The final version of the proposed regulations, which are substantively unchanged from the March draft modifications (covered by InfoBytes here), include an updated statement of reasons summarizing the modifications and reiterating that the “stated bases for the necessity of the proposed regulations continue to apply to the regulations as adopted.”
The AG also submitted an expedited review request, asking that the regulations take effect upon filing with the Secretary of State. The CCPA imposes a July 1 statutory deadline for the AG to adopt initial regulations. However, due to challenges imposed by the Covid-19 pandemic, California Executive Order N-40-20 allows the OAL 30 working days, plus an additional 60 calendar days to finalize proposed regulations. Because of this, the AG respectfully requested that the OAL complete its review within 30 days, given the July 1 deadline.

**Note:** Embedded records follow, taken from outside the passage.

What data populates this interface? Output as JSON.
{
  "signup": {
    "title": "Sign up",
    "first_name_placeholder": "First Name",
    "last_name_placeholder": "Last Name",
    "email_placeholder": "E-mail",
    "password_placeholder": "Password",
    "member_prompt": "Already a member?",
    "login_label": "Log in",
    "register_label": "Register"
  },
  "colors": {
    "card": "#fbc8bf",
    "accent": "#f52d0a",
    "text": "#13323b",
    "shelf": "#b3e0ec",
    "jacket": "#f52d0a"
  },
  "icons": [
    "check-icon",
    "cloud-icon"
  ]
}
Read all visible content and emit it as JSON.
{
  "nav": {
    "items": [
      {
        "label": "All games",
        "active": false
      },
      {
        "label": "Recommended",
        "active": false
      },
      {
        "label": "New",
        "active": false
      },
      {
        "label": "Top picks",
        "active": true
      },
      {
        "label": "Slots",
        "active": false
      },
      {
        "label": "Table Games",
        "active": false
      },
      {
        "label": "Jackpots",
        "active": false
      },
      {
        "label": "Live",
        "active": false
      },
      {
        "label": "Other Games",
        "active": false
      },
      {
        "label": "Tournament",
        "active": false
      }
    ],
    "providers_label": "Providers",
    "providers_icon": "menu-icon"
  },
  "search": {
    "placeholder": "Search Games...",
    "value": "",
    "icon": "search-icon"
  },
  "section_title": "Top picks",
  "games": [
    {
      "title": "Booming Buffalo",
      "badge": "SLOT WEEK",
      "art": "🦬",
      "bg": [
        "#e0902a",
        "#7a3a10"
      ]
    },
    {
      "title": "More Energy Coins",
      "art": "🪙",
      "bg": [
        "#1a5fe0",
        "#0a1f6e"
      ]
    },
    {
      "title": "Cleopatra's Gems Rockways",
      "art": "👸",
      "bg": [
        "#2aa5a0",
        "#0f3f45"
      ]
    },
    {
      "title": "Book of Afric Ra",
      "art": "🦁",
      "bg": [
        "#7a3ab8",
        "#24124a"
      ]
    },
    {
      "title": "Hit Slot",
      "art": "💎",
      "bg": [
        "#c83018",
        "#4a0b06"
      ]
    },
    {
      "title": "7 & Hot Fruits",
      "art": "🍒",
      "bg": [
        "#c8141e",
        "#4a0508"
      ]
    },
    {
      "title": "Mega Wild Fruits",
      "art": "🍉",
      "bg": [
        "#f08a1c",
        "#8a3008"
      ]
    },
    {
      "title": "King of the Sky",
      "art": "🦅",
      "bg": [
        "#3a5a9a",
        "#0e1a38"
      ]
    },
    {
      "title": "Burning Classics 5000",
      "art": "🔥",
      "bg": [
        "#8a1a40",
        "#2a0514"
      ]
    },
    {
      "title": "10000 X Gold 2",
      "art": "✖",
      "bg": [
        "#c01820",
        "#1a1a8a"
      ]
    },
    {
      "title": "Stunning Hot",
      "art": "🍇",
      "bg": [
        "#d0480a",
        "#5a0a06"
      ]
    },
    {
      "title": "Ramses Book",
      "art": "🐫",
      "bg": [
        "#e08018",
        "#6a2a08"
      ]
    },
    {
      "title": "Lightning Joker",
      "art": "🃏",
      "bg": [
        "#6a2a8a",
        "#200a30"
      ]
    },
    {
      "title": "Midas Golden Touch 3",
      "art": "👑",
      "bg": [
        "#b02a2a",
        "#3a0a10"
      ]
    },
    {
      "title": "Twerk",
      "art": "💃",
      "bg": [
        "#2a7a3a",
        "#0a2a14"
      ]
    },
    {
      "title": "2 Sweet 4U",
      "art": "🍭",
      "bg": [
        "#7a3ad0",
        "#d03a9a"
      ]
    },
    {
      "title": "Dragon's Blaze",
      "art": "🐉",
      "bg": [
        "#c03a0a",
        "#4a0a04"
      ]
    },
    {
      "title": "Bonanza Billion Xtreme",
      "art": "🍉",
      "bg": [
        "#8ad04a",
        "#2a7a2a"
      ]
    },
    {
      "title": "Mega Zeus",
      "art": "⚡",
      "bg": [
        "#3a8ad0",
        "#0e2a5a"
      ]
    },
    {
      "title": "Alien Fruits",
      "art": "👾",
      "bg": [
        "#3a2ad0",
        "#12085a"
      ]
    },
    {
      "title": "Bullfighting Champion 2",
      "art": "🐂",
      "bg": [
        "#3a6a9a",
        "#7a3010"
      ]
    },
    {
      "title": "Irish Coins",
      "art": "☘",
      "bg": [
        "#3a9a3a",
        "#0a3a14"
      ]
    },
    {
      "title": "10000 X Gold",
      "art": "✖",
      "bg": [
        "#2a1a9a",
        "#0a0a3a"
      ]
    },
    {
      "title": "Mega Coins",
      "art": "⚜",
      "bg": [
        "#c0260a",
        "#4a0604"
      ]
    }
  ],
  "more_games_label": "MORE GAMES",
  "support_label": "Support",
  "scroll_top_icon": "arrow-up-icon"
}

$550 million preliminary settlement reached in biometric privacy class action
On May 8, plaintiffs in a biometric privacy class action in the U.S. District Court for the Northern District of California filed a motion requesting preliminary approval of a $550 million settlement deal. The preliminary settlement, reached between a global social media company and a class of Illinois users, would resolve consolidated class claims that alleged the social media company’s face scanning practices violated the Illinois Biometric Information Privacy Act (BIPA). As previously covered by InfoBytes, last August the U.S. Court of Appeals for the 9th Circuit affirmed class certification and held that the class’s claims met the standing requirement described in Spokeo, Inc. v. Robins because the social media company’s alleged development of a face template that used facial-recognition technology without users’ consent constituted an invasion of an individual’s private affairs and concrete interests. According to the motion for preliminary approval, the settlement would be the largest BIPA class action settlement ever and would provide “cash relief that far outstrips what class members typically receive in privacy settlements, even in cases in which substantial statutory damages are involved.” If approved, the social media company must also provide “forward-looking relief” to ensure it secures users’ informed, written consent as required under BIPA.